A volte mi chiedo dove sia l’uomo che temevo
e che mi ha cresciuto
con Jesus Christ Superstar e Colpo Grosso
prima che cominciassi a fumare e decolorarmi i capelli,
secondo una costellazione pedagogica tutta sua,
fatta di sorsi di brandy, di leggendarie bugie
per cui la mia voce era quella di Astrifiammante,
Der Hölle Rache kocht in meinem Herzen
(La vendetta dell’Inferno ribolle nel mio cuore)
ma che non mi permetteva di credere
a quella favola hollywoodiana
del ricco che salva la puttana
(non esistono i principi azzurri e nessuno ti verrà a salvare, diceva),
in quel vecchio che rifiuto di vedere malato.

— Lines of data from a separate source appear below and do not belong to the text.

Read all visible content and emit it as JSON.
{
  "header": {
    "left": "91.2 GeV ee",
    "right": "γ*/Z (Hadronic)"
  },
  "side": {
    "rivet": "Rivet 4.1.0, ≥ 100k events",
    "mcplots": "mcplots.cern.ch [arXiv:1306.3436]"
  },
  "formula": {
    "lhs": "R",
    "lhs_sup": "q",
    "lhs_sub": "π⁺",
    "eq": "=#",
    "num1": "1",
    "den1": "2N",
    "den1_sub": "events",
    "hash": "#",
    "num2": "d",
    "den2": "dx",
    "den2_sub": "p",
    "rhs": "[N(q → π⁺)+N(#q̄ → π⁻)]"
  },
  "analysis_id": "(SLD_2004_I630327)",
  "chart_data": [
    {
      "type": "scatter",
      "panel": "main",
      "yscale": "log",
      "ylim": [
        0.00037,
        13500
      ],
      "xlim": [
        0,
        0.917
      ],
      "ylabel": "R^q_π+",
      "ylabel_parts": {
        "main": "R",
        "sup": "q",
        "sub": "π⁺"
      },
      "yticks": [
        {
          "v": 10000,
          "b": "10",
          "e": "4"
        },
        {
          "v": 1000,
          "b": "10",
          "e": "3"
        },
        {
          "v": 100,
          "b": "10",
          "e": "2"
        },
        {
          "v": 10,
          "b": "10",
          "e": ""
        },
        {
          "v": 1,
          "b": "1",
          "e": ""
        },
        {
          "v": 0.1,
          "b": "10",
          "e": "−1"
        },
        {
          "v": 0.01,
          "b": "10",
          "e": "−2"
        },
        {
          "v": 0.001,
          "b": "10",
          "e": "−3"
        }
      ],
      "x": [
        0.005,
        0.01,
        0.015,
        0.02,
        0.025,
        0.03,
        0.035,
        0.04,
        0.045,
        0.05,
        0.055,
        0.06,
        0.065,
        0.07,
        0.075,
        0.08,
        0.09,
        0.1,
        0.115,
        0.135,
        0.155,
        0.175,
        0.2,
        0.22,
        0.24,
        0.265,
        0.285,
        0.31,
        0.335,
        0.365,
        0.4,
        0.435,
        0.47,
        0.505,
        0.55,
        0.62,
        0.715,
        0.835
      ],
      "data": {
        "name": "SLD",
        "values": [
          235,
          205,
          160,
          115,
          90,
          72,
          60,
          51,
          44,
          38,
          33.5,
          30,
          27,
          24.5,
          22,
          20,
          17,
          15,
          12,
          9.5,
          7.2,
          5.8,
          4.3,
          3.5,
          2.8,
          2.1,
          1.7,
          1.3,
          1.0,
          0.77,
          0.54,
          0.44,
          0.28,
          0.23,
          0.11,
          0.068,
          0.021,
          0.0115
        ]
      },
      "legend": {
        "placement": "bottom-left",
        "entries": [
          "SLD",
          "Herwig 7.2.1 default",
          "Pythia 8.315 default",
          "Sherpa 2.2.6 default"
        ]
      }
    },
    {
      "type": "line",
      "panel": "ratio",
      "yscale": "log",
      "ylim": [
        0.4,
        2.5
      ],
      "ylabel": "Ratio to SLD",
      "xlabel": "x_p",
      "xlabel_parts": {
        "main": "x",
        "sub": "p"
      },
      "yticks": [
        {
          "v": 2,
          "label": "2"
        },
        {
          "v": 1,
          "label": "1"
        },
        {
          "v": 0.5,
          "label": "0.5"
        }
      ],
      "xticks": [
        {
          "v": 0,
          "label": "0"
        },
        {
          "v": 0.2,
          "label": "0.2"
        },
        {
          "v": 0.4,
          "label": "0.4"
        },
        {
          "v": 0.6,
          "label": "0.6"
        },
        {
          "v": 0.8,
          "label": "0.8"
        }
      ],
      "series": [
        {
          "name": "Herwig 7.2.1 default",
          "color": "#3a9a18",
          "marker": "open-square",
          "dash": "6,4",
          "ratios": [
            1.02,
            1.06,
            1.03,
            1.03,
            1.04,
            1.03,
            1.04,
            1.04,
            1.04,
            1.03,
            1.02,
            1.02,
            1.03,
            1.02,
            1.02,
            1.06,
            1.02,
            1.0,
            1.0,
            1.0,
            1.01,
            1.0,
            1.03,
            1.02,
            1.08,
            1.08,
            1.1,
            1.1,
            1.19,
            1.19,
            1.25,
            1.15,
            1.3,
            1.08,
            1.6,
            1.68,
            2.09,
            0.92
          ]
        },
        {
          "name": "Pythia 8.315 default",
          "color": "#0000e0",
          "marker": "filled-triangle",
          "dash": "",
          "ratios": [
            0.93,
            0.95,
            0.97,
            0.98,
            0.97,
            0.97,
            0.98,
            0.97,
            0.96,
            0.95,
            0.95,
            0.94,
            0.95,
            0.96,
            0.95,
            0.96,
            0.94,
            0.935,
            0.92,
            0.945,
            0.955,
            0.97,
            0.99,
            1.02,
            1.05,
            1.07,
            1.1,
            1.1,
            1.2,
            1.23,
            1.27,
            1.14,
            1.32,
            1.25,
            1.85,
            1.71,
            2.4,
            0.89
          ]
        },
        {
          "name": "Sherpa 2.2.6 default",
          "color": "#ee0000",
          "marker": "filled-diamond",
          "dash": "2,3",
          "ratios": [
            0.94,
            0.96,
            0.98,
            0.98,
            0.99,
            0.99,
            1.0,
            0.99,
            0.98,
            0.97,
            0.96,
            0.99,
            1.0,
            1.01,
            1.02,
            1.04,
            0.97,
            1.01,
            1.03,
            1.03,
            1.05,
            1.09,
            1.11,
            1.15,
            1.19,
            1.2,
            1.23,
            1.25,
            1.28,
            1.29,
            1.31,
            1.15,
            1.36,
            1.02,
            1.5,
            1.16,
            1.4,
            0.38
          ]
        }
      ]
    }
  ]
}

Quell’uomo, mio padre, esiste ancora
celato in quella sete di vino a buon prezzo e voglia di lottare,
in quell’assuefazione alla vita
che ha sostituito i tre pacchetti giornalieri di Diana Blu morbide.
Resiste nel negarmi la sua paura
allo stesso modo in cui decideva cosa era adatto al mio sentire
e cosa i miei occhi non dovevano vedere
dietro alla sua mano di ulivo capitozzato,
tra gli sbuffi rossi di polvere del suo sangue al confino.